Last month Instagram revealed it is trialling a new tool to bring transparency to branded content on the platform, through a new “paid partnership with” tag on posts and stories.

“The tool allows a creator to tag business partner they are working with and provides access to insights for the content created as part of this partnership. We are initially working with a few launch partners with the goal to learn and gather feedback. This is a first step and we hope to roll it out globally to brands and creators in the coming months,” it said.

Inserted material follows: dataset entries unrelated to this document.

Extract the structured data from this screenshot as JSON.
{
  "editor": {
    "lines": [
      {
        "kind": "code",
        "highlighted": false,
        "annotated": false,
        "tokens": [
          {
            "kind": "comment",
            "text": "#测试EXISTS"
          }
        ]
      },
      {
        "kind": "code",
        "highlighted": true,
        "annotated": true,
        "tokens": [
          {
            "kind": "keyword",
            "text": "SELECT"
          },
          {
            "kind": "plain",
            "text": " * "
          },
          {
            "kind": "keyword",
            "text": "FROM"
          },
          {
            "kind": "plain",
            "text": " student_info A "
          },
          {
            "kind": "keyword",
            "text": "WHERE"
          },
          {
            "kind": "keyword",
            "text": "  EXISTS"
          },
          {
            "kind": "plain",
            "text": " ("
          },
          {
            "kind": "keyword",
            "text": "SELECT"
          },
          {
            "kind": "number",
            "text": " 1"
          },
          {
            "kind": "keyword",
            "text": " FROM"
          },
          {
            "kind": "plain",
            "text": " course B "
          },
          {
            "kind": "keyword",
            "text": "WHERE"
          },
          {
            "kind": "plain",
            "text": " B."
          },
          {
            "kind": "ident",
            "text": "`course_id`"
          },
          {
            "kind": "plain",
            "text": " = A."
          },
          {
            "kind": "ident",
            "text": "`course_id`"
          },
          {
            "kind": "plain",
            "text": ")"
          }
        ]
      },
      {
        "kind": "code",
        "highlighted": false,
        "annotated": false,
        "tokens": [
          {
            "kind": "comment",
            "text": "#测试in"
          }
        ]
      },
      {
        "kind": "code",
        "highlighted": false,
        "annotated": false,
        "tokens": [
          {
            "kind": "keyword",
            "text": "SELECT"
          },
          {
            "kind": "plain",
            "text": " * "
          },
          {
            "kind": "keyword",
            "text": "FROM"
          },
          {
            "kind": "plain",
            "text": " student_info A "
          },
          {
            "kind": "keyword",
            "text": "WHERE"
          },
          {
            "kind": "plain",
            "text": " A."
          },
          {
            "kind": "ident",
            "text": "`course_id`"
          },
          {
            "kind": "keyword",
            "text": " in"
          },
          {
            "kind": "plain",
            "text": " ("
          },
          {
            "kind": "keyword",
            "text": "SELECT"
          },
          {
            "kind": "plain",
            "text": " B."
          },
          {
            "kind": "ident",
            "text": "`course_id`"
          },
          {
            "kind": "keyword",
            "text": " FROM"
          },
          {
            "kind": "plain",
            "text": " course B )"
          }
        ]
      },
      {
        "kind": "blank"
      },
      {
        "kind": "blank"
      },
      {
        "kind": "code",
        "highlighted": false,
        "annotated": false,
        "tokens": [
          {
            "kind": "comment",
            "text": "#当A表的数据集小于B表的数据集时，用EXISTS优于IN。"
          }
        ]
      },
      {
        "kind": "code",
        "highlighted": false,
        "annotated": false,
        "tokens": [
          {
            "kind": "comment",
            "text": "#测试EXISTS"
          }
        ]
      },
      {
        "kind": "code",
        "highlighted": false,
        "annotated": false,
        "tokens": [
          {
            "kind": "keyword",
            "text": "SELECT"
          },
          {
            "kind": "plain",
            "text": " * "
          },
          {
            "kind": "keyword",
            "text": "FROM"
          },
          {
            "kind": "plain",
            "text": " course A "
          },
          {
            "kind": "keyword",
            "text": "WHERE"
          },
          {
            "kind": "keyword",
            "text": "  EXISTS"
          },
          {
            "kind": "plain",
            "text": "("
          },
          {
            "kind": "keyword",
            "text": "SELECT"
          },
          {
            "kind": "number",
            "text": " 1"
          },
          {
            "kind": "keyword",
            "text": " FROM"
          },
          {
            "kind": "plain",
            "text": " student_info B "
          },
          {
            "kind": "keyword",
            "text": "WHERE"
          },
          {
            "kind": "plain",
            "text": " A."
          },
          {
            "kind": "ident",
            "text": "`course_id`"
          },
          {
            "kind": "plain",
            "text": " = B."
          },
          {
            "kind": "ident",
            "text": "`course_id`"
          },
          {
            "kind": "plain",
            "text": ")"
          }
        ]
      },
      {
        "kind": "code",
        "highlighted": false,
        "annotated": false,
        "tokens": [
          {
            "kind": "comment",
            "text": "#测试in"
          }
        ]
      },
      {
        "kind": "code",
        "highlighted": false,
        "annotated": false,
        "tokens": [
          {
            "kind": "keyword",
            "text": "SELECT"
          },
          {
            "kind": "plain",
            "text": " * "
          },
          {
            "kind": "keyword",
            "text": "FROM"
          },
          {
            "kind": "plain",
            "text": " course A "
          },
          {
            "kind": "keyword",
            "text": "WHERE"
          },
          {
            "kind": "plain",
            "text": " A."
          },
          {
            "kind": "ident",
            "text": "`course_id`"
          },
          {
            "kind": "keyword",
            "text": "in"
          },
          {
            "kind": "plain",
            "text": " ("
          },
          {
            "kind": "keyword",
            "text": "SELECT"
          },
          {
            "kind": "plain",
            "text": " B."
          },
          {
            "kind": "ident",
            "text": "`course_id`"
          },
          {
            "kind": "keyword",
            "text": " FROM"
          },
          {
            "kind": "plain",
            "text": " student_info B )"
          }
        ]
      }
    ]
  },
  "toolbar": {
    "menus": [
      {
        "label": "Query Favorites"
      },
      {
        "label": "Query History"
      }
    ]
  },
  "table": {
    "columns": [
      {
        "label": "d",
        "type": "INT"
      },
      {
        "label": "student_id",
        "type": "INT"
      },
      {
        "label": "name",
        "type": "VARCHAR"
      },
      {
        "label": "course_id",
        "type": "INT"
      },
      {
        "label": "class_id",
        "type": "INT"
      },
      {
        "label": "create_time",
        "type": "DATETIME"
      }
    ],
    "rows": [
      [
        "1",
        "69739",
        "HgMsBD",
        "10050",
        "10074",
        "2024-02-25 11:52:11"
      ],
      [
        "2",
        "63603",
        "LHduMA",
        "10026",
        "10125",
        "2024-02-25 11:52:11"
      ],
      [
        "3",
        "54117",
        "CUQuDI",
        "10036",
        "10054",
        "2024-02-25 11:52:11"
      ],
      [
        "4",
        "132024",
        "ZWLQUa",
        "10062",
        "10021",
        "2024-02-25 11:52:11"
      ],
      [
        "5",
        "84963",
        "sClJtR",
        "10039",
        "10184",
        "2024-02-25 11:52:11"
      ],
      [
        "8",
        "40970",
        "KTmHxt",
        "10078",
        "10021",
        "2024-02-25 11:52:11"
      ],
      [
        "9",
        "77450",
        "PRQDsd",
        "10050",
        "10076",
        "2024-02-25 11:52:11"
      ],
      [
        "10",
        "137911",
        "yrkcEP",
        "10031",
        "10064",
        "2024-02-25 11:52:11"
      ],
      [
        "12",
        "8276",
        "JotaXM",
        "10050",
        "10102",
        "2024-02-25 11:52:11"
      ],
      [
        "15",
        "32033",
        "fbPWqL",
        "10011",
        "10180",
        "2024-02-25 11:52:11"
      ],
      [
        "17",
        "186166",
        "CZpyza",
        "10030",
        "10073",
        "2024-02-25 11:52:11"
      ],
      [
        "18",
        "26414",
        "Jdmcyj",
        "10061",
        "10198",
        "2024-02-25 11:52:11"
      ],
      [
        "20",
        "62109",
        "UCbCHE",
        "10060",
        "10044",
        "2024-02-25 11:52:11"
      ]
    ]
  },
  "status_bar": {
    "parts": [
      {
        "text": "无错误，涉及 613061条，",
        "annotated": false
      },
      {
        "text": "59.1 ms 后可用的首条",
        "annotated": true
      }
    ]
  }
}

Mike Bandar, co-founder of called Instagram an “incredibly effective marketing tool for brands”.

“In the last couple of years influencers and celebrities have really caught on to the fact that endorsing brands on Instagram pays off and as you can see from our rich lists, there is a serious amount of money to be made,” he said.

“However, it is important that Instagram users are aware their favourite celebs and bloggers are being paid to promote products and services so they can understand when they are being sold to as part of content. The recent introduction of the ‘paid partnership’ label will go some way to ensuring there’s more transparency on the platform.”